Potential Outcomes and Associated Conditions of Hyperuricemia

Metabolic Syndrome and Diabetes

The metabolic syndrome affects more than 50 million Americans (107), and increases the risk for atherosclerotic cardiovascular disease and type 2 diabetes, as well as mortality (108). Insulin may enhance renal urate reabsorption via stimulation of urate-anion exchanger (109) and/or the Na⁺-dependent anion co-transporter in brush border membranes of the renal proximal tubule (85). Higher insulin levels are known to reduce renal excretion of uric acid (110–112). A close association between serum urate levels and individual components of the metabolic syndrome has been reported (64, 113). In a representative sample of adult US men and women (NHANES III), the prevalence of the metabolic syndrome according to the same criteria increased substantially with increasing levels of serum urate from 19% for serum urate levels less than 6 mg/dL to 71% for levels of 10 mg/dL or greater (5). Correspondingly, the prevalence of the metabolic syndrome was 63% among US adults with gout versus 25% among individuals without gout. It has been suggested that hyperuricemia should be regarded as an intrinsic part (114) or surrogate marker (50, 115) for the metabolic syndrome.

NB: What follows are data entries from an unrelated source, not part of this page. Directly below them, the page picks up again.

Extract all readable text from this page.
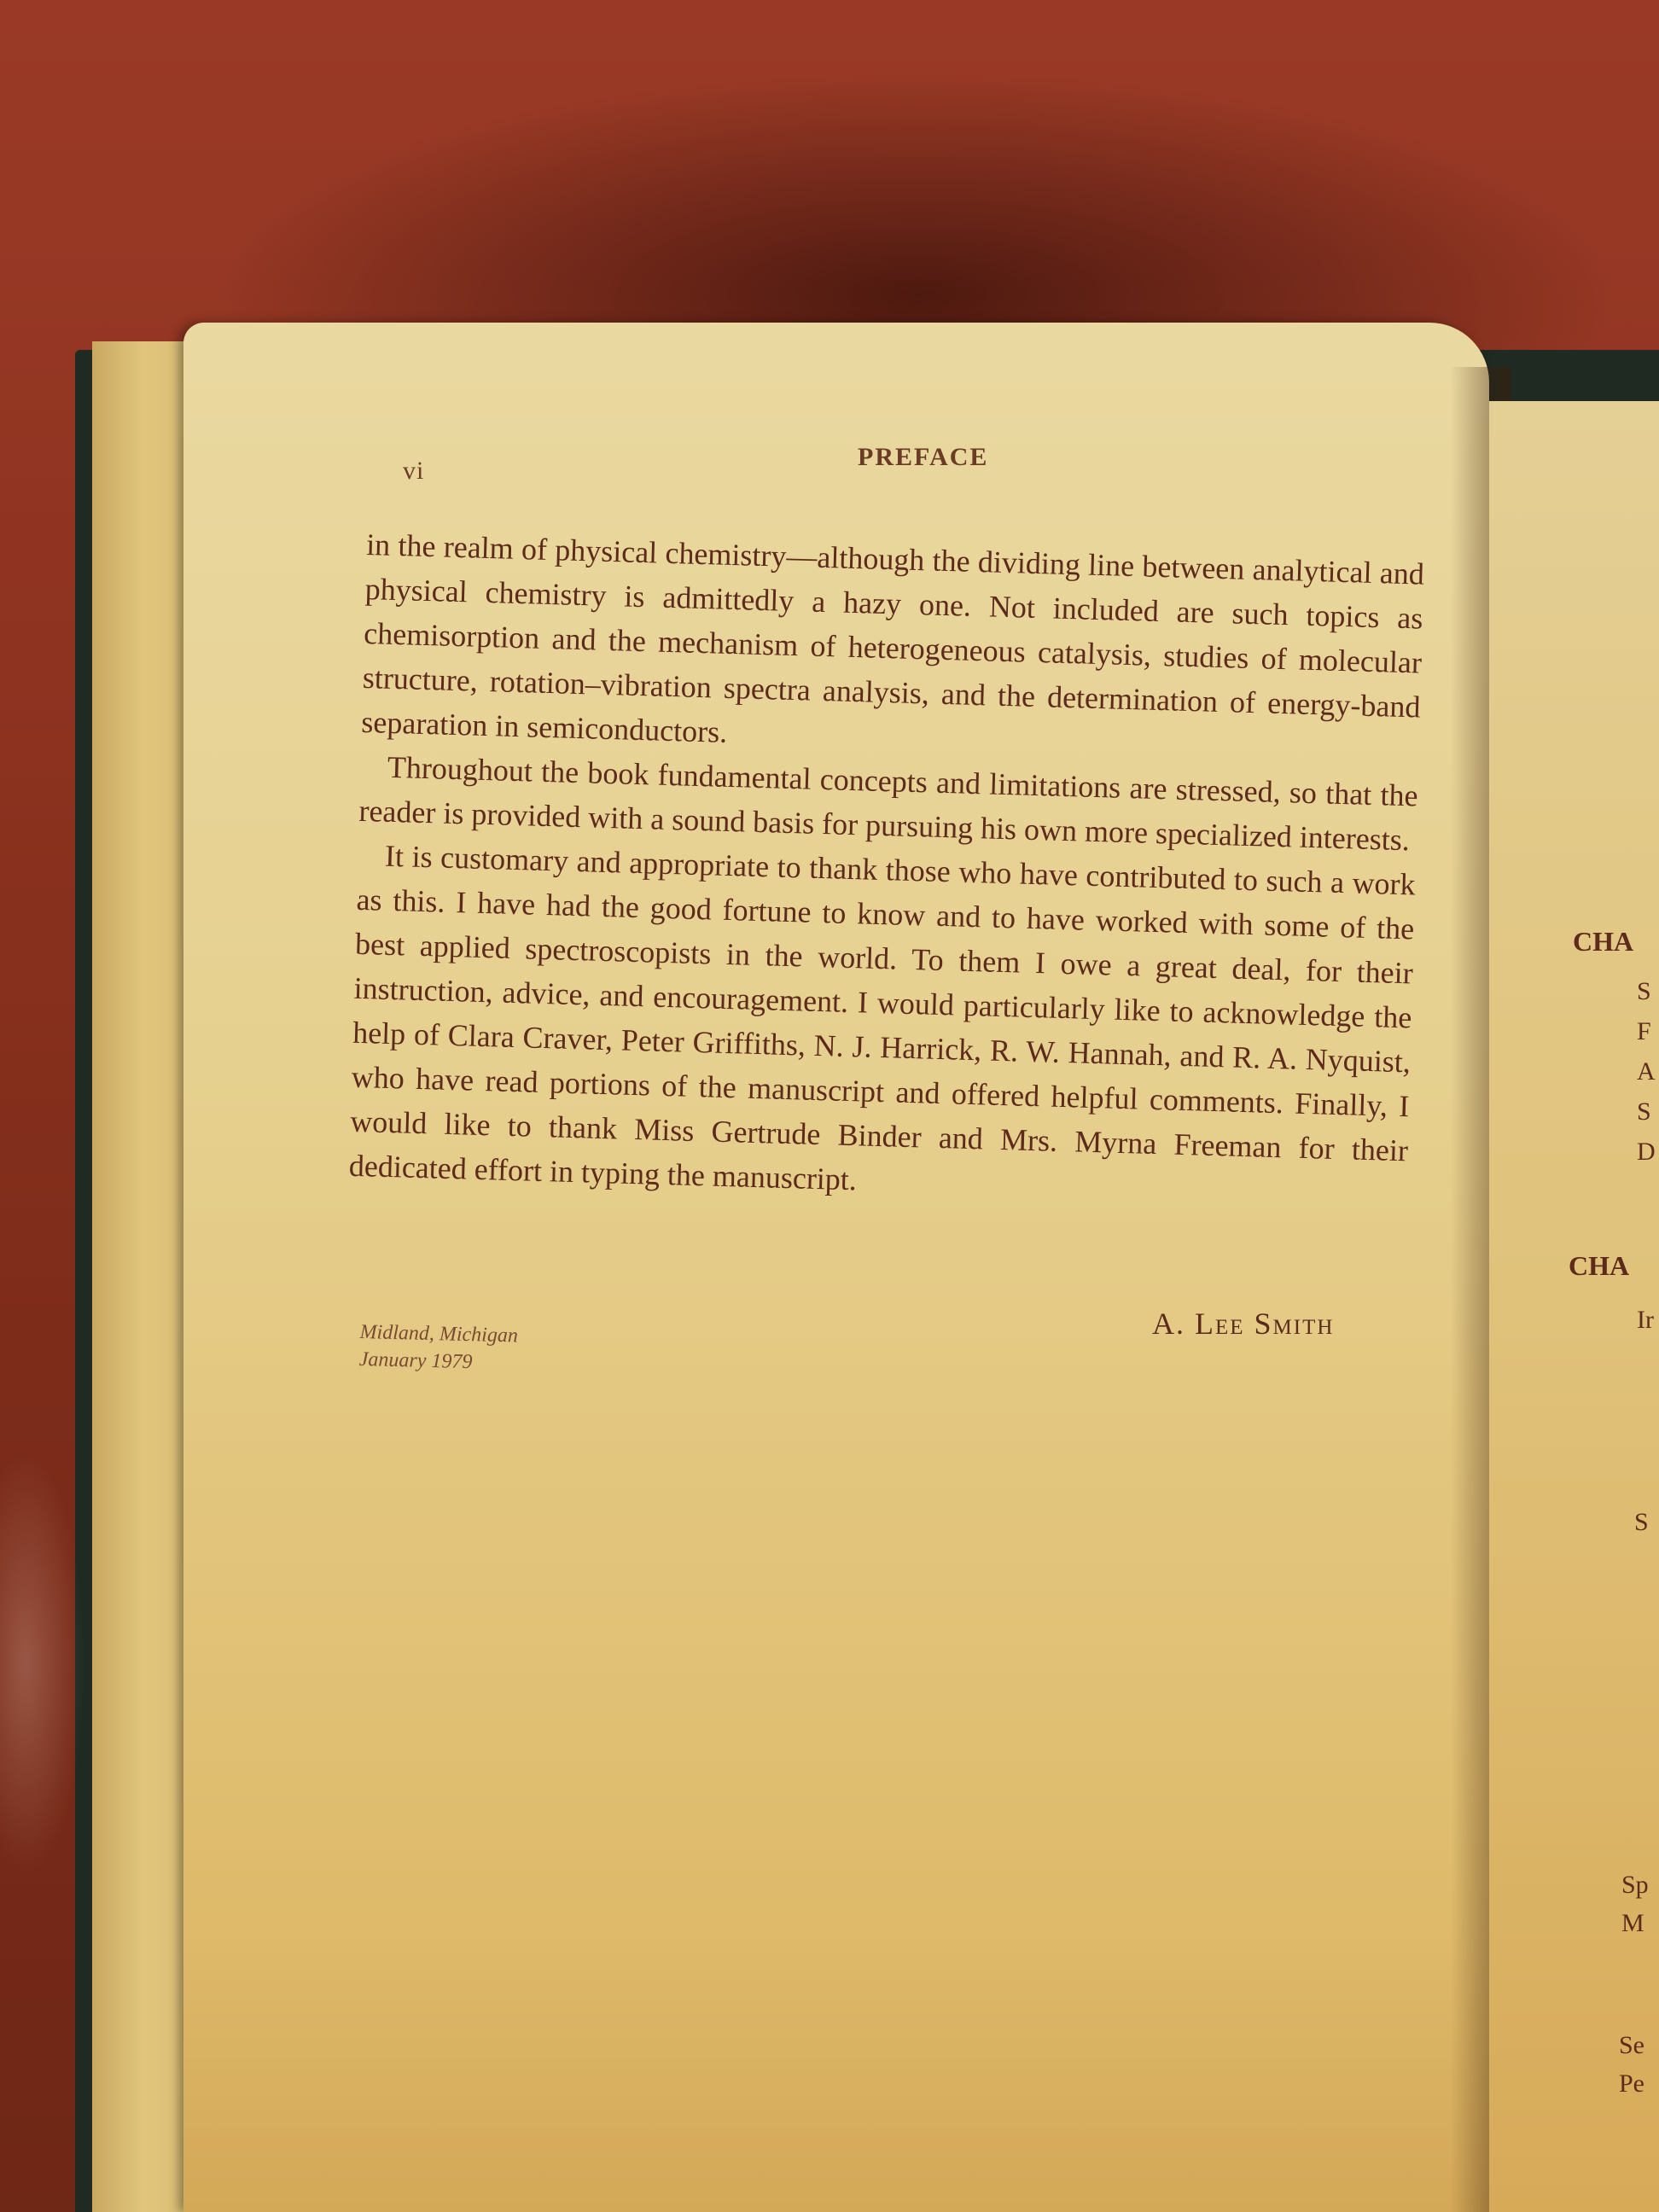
CHA
S
F
A
S
D
CHA
Ir
S
Sp
M
Se
Pe
vi	PREFACE

in the realm of physical chemistry—although the dividing line between analytical and physical chemistry is admittedly a hazy one. Not included are such topics as chemisorption and the mechanism of heterogeneous catalysis, studies of molecular structure, rotation–vibration spectra analysis, and the determination of energy-band separation in semiconductors.

Throughout the book fundamental concepts and limitations are stressed, so that the reader is provided with a sound basis for pursuing his own more specialized interests.

It is customary and appropriate to thank those who have contributed to such a work as this. I have had the good fortune to know and to have worked with some of the best applied spectroscopists in the world. To them I owe a great deal, for their instruction, advice, and encouragement. I would particularly like to acknowledge the help of Clara Craver, Peter Griffiths, N. J. Harrick, R. W. Hannah, and R. A. Nyquist, who have read portions of the manuscript and offered helpful comments. Finally, I would like to thank Miss Gertrude Binder and Mrs. Myrna Freeman for their dedicated effort in typing the manuscript.

Midland, Michigan
January 1979
A. Lee Smith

Expanding on the strong associations between hyperuricemia, gout, and the metabolic syndrome, several prospective studies have reported an independent association between serum uric acid levels and the future risk of type 2 diabetes (116–119). Similarly, data from the MRFIT (Multiple Risk Factor Intervention Trial) showed that male participants with gout had a 26% increased risk for incident type 2 diabetes (4).

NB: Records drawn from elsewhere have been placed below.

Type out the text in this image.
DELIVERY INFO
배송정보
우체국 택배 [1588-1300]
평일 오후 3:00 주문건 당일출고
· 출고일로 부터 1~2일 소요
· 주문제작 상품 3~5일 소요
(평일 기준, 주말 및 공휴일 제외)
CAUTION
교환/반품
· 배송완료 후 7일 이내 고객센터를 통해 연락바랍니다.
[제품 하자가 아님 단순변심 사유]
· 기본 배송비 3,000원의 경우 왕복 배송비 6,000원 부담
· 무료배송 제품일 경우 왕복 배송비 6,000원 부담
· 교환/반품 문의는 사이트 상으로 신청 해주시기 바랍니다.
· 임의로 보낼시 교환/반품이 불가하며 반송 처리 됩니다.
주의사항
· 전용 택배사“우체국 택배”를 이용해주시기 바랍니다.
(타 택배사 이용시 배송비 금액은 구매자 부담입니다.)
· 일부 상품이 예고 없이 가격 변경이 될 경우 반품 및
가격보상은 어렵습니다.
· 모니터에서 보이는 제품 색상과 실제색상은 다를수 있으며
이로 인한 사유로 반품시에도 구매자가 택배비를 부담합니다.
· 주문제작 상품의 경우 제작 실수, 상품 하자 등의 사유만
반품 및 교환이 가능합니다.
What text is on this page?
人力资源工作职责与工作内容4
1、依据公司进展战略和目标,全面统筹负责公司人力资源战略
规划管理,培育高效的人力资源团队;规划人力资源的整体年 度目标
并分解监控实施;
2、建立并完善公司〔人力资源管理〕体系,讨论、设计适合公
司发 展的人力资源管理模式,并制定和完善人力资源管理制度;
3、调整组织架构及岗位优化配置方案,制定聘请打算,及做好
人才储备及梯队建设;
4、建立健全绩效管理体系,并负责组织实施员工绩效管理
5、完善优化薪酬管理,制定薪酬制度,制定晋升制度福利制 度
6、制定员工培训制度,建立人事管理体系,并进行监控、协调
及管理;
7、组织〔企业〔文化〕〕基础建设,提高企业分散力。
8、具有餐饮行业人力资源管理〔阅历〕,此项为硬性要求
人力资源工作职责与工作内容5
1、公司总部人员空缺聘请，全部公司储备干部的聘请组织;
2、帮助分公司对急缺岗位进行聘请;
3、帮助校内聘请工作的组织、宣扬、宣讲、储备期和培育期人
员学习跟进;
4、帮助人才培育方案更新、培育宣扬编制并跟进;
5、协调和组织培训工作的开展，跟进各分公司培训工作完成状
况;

Cardiovascular Disease, Renal Diseases, and Mortality

Many, but not all, prospective studies reported an independent association between serum urate levels and the future risk of cardiovascular-renal outcomes and mortality and these data have been well-summarized in several reviews and meta-analysis studies (8, 85, 120–123). More recently, gout has been also linked to these outcomes, as recently reviewed (9).

A randomized clinical trial (124) and two large cohort studies (125, 126) recently showed that the use of allopurinol, a hypo-uricemic agent, could be beneficial to cardiovascular outcomes or all-cause mortality. Another previous randomized trial found reno-protective effects of allopurinol (127). Although these allopurinol benefits are correlated well with reduced uric acid levels in these studies, it is conceivable that the effect of allopurinol to lower BP may be due to the lowering of xanthine oxidase–induced oxidants, or other effects of allopurinol (124). Thus, the potential causal role of serum uric acid on these outcomes remains to be clarified further by future studies. In particular, additional randomized trial data on the effect of various urate-lowering medications (e.g. with or without xanthine oxidase inhibitor related properties) on the prevention or treatment of these outcomes would be valuable.

Conclusion

During the past few decades, the mean serum uric acid levels and the prevalence of hyperuricemia in the general population appear to have increased. Potential reasons behind these trends include the increasing prevalence of obesity and metabolic syndrome, western life-style factors, increased prevalence of medical conditions, and medication use that increase uric acid levels. In addition, the substantial increase in sugar-sweetened soft drinks and fructose consumption coincides with the secular trend of hyperuricemia and gout. These exposures appear to have several solid biologic rationales and are supported by epidemiologic data in relation to development of hyperuricemia and of gout. While sugar-sweetened beverages, a major source of fructose, are also associated with an increased risk of hypertension, and diabetes, it remains unclear whether the associations are caused by fructose per se, or through some other mechanism (128). Nevertheless, given their demonstrated adverse health associations and the lack of any health benefit, the evidence appears to favor minimization of sugar-sweetened beverage intake.